My favorite Dr. Doolittle book was the one where Dr. Doolittle and two other guys beat up hundreds of pirates(?) on a floating South Pacific island that they sank by dropping a huge boulder into an extinct volcano to crack the air pocket. Why can’t they make that movie?
“This is a movie that features a scene in which Dolittle sticks a leek up a dragon’s ass to dislodge skeletons, pieces of armor, and what looks to be the entire Spanish Inquisition. At the end, the dragon rewards him with a tender thank you and a long, drawn-out fart in his face.”
That’s a shame.
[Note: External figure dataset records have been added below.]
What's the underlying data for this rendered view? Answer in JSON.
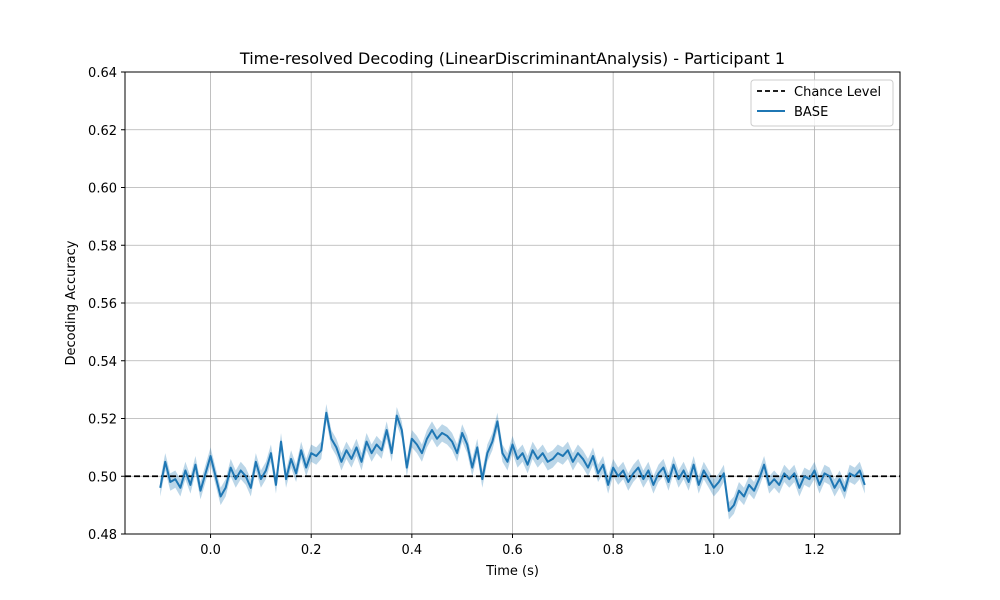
{
  "chart_data": {
    "type": "line",
    "title": "Time-resolved Decoding (LinearDiscriminantAnalysis) - Participant 1",
    "xlabel": "Time (s)",
    "ylabel": "Decoding Accuracy",
    "xlim": [
      -0.17,
      1.37
    ],
    "ylim": [
      0.48,
      0.64
    ],
    "xticks": [
      0.0,
      0.2,
      0.4,
      0.6,
      0.8,
      1.0,
      1.2
    ],
    "xtick_labels": [
      "0.0",
      "0.2",
      "0.4",
      "0.6",
      "0.8",
      "1.0",
      "1.2"
    ],
    "yticks": [
      0.48,
      0.5,
      0.52,
      0.54,
      0.56,
      0.58,
      0.6,
      0.62,
      0.64
    ],
    "ytick_labels": [
      "0.48",
      "0.50",
      "0.52",
      "0.54",
      "0.56",
      "0.58",
      "0.60",
      "0.62",
      "0.64"
    ],
    "grid": true,
    "legend_position": "top-right",
    "chance_level": {
      "name": "Chance Level",
      "value": 0.5,
      "color": "#000000",
      "style": "dashed"
    },
    "series": [
      {
        "name": "BASE",
        "color": "#1f77b4",
        "band_color": "#1f77b4",
        "band_opacity": 0.3,
        "x": [
          -0.1,
          -0.09,
          -0.08,
          -0.07,
          -0.06,
          -0.05,
          -0.04,
          -0.03,
          -0.02,
          -0.01,
          0.0,
          0.01,
          0.02,
          0.03,
          0.04,
          0.05,
          0.06,
          0.07,
          0.08,
          0.09,
          0.1,
          0.11,
          0.12,
          0.13,
          0.14,
          0.15,
          0.16,
          0.17,
          0.18,
          0.19,
          0.2,
          0.21,
          0.22,
          0.23,
          0.24,
          0.25,
          0.26,
          0.27,
          0.28,
          0.29,
          0.3,
          0.31,
          0.32,
          0.33,
          0.34,
          0.35,
          0.36,
          0.37,
          0.38,
          0.39,
          0.4,
          0.41,
          0.42,
          0.43,
          0.44,
          0.45,
          0.46,
          0.47,
          0.48,
          0.49,
          0.5,
          0.51,
          0.52,
          0.53,
          0.54,
          0.55,
          0.56,
          0.57,
          0.58,
          0.59,
          0.6,
          0.61,
          0.62,
          0.63,
          0.64,
          0.65,
          0.66,
          0.67,
          0.68,
          0.69,
          0.7,
          0.71,
          0.72,
          0.73,
          0.74,
          0.75,
          0.76,
          0.77,
          0.78,
          0.79,
          0.8,
          0.81,
          0.82,
          0.83,
          0.84,
          0.85,
          0.86,
          0.87,
          0.88,
          0.89,
          0.9,
          0.91,
          0.92,
          0.93,
          0.94,
          0.95,
          0.96,
          0.97,
          0.98,
          0.99,
          1.0,
          1.01,
          1.02,
          1.03,
          1.04,
          1.05,
          1.06,
          1.07,
          1.08,
          1.09,
          1.1,
          1.11,
          1.12,
          1.13,
          1.14,
          1.15,
          1.16,
          1.17,
          1.18,
          1.19,
          1.2,
          1.21,
          1.22,
          1.23,
          1.24,
          1.25,
          1.26,
          1.27,
          1.28,
          1.29,
          1.3
        ],
        "y": [
          0.496,
          0.505,
          0.498,
          0.499,
          0.496,
          0.502,
          0.497,
          0.504,
          0.495,
          0.501,
          0.507,
          0.5,
          0.493,
          0.496,
          0.503,
          0.499,
          0.502,
          0.5,
          0.496,
          0.505,
          0.499,
          0.502,
          0.508,
          0.497,
          0.512,
          0.499,
          0.506,
          0.501,
          0.509,
          0.503,
          0.508,
          0.507,
          0.509,
          0.522,
          0.513,
          0.51,
          0.505,
          0.509,
          0.506,
          0.51,
          0.505,
          0.512,
          0.508,
          0.511,
          0.509,
          0.516,
          0.508,
          0.521,
          0.516,
          0.503,
          0.513,
          0.511,
          0.508,
          0.513,
          0.516,
          0.513,
          0.515,
          0.514,
          0.512,
          0.508,
          0.515,
          0.511,
          0.503,
          0.51,
          0.499,
          0.508,
          0.512,
          0.519,
          0.508,
          0.505,
          0.511,
          0.506,
          0.508,
          0.504,
          0.509,
          0.506,
          0.508,
          0.505,
          0.506,
          0.508,
          0.507,
          0.509,
          0.505,
          0.508,
          0.506,
          0.503,
          0.507,
          0.501,
          0.504,
          0.497,
          0.503,
          0.5,
          0.502,
          0.498,
          0.501,
          0.503,
          0.499,
          0.502,
          0.497,
          0.501,
          0.503,
          0.498,
          0.504,
          0.499,
          0.502,
          0.498,
          0.504,
          0.497,
          0.502,
          0.499,
          0.496,
          0.498,
          0.501,
          0.488,
          0.49,
          0.495,
          0.493,
          0.497,
          0.495,
          0.499,
          0.504,
          0.497,
          0.499,
          0.497,
          0.501,
          0.499,
          0.501,
          0.496,
          0.5,
          0.499,
          0.502,
          0.497,
          0.501,
          0.5,
          0.496,
          0.499,
          0.495,
          0.501,
          0.5,
          0.502,
          0.497
        ],
        "band_half_width": 0.003
      }
    ]
  }
}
All the trailers they were showing during the NFL playoffs last week seemed genuinely funny. They didn’t feature Robert Downey Jr at all, just CGI animals, but the CGI animals were funny in the trailers last week.
Cha-ching! I imagine he’s getting at least $25M and a percentage, if not more. Wasn’t Depp getting $50M per Pirates movie? I wouldn’t be surprised if Downey is getting that.
I’m to see this Sunday with a friend. She really, really wants to see it. We’ll have fun no matter how the newest trailers make it look so much worse than the earlier ones.
I used to think Doolittle was good, but not great. Then I finally got a physical copy, was driving around listening to it, and was very delighted when an 11th track (No. 13 Baby) started playing—my pirated copy was missing a third of the album. That was an amazing 15 minutes of my life.
Really? Come on now. I have read a lot of terrrible opinions on this forum, but the only possible alternative to Doolittle is Come On Pilgrim & Surfer Rosa.